Teachers have a great bumper sticker: "If you can read this, thank a teacher."
Another favorite of mine is, "Freedom isn't free. Thank a Vet!"
We Catholics ought to have one that says, "If you've been baptized, thank the Church." Or maybe: "Baptized? God has big plans for you." Or even: "Baptism = Love That's Outta This World."
Not that my faith can be reduced to bumper sticker slogans, but now and again, I get a little complacent. I fail to recall the magnitude of the gift of faith that has been handed on to me, the rudder that guides me through every storm, both meteorological and metaphorical.
When life gets depressing or hard to bear, it is the bedrock I fall back on, recalling the simple promises of faith that baptism assures:
- That God really does love me and forgives me; He sees and knows everything and never leaves us alone.
- That God's plan, with its truth, beauty, and goodness really does overcome the daunting specter of evil.
- That there is more to this life than what we really see, that heaven awaits us.
Christianity is not about me or you searching for God; it's about God coming in search of us. Period. A lot of people miss that.
Ours is a religion whose scripture, liturgy, and tradition speak of this relationship with the One who already knows our name, and desires to be in communion with us and in whose Name we may already be baptized. "For God so loved the world that he sent his own Son . . ." (Jn. 3:16); that's God taking the initiative, repairing the breach we've experienced since Eden. This is a loving God seeking us in a relationship that is both uniquely personal and eternal, and today he employs the Church and her people to make the invitation.
Jesus specifically asked his followers to make disciples of all the nations, to baptize the people they met "in the Name of the Father, the Son, and the Holy Spirit." To this day, we members of the church share in his mission, to reveal God to the very hearts that were made to receive him. Two thousand years later, that practice continues.
I can trace my faith in Christ to the graces first imparted at my baptism.
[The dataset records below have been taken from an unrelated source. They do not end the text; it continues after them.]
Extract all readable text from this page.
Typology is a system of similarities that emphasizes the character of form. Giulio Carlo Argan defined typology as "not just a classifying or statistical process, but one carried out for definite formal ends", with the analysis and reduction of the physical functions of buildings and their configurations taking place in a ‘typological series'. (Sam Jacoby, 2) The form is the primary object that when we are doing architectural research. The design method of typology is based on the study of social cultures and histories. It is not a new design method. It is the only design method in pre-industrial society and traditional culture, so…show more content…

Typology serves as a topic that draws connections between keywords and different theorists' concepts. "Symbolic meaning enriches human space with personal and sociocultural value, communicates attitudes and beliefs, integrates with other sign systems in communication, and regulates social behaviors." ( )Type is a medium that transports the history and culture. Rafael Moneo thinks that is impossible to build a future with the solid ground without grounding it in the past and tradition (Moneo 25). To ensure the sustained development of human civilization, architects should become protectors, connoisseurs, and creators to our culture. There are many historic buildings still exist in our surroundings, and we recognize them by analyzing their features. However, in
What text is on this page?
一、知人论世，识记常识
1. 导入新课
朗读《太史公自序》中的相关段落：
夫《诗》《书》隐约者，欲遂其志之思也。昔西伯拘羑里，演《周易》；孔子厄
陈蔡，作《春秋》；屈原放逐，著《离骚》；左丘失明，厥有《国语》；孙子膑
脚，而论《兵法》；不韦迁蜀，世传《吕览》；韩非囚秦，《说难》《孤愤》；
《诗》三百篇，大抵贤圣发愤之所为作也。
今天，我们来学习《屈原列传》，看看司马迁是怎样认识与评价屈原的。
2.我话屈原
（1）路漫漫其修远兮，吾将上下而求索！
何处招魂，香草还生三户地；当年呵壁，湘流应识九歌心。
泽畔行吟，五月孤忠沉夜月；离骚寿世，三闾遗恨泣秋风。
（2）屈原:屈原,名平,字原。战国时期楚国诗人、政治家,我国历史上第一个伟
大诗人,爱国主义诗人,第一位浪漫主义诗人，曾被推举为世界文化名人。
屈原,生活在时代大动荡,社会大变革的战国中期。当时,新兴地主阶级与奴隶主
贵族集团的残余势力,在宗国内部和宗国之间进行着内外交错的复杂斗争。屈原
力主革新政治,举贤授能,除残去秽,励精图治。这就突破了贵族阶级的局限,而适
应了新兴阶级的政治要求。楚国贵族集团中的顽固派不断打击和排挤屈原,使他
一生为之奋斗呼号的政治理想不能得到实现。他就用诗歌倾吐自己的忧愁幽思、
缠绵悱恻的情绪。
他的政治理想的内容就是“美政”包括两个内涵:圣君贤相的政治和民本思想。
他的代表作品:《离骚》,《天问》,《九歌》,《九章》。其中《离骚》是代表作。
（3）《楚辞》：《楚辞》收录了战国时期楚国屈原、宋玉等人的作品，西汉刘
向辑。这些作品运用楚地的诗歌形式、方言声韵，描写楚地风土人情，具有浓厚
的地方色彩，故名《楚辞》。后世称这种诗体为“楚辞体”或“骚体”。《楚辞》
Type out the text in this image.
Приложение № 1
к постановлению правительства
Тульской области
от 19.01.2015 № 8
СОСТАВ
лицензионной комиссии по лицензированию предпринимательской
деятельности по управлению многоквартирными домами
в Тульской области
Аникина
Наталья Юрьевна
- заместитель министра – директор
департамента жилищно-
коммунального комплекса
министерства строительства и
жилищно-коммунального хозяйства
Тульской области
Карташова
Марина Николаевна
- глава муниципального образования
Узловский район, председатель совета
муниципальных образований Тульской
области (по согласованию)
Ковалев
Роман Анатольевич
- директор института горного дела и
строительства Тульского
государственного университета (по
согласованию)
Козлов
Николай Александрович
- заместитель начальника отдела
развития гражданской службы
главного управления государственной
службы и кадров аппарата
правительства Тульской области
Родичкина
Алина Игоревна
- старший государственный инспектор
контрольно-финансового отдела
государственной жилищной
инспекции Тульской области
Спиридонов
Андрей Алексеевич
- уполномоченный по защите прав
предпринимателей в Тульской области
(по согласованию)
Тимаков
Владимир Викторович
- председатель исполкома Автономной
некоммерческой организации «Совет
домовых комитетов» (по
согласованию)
If you were baptized, you have someone to thank for bringing you, or leading you, to the font of life. Coming from a heritage of both French and Irish Catholic immigrants, I have a lot of people to thank, stretching back generations. Their faith and love live on in me.
On a recent pilgrimage to Lourdes, France, my husband and I found it marvelous to worship and pray with the international throngs of Catholic faithful at the Grotto—where the Blessed Virgin Mary appeared to St. Bernadette, and where so many healings have taken place—and in the shrine's three basilicas. But Catholicism isn't just a global faith, it is a personal faith—the same faith that my parents offered to me when I was baptized over a half century ago, and the same faith that I have brought my children up in.
Prior to the trip to Lourdes, I learned that my paternal grandmother's home village was located in the south of France. Intrigued, my husband and I rented a car and explored the little town of Lembeye, where my immigrant grandmother began her life.
As beautiful as Lourdes was (in terms of the grandeur of being a world famous sacred destination), Lembeye was, on a personal level, just as beautiful to me. There, I entered into the Eglise de l'Assomption à Lembeye, the Church of the Assumption at Lembeye, an old 19th-century church—the only one in town—and likely the place where my grandmother was baptized and received her first sacraments. I could not be sure, since I do not have Nana's baptismal certificate, but this little French church might very well have been the source of my faith origins. Today I continue to reap the benefits of the faith that has been handed on to me from earlier generations.
When I was a young first communicant, my grandmother gave me her rosary beads as a gift. I still have them today, but more important, I have the faith that they represent, long after her passing. As I walked the streets of Lembeye, and as my husband and I lunched on cheese and baguettes in the church courtyard, I imagined her presence as a little girl. I not only have a familial history, a blood relationship, with my grandmother, but a faith connection as well. Even today I am united to her through the body and blood of Jesus Christ who is the Head of the Body of Christ, and all its members. Both in Lourdes, and in Lembeye, I had a sense of the eternal communion of saints, found in the so-called church militant (or the church now striving) on earth, the church suffering (or being purified)in purgatory, and the church triumphant (those enjoying their eternal reward) in heaven.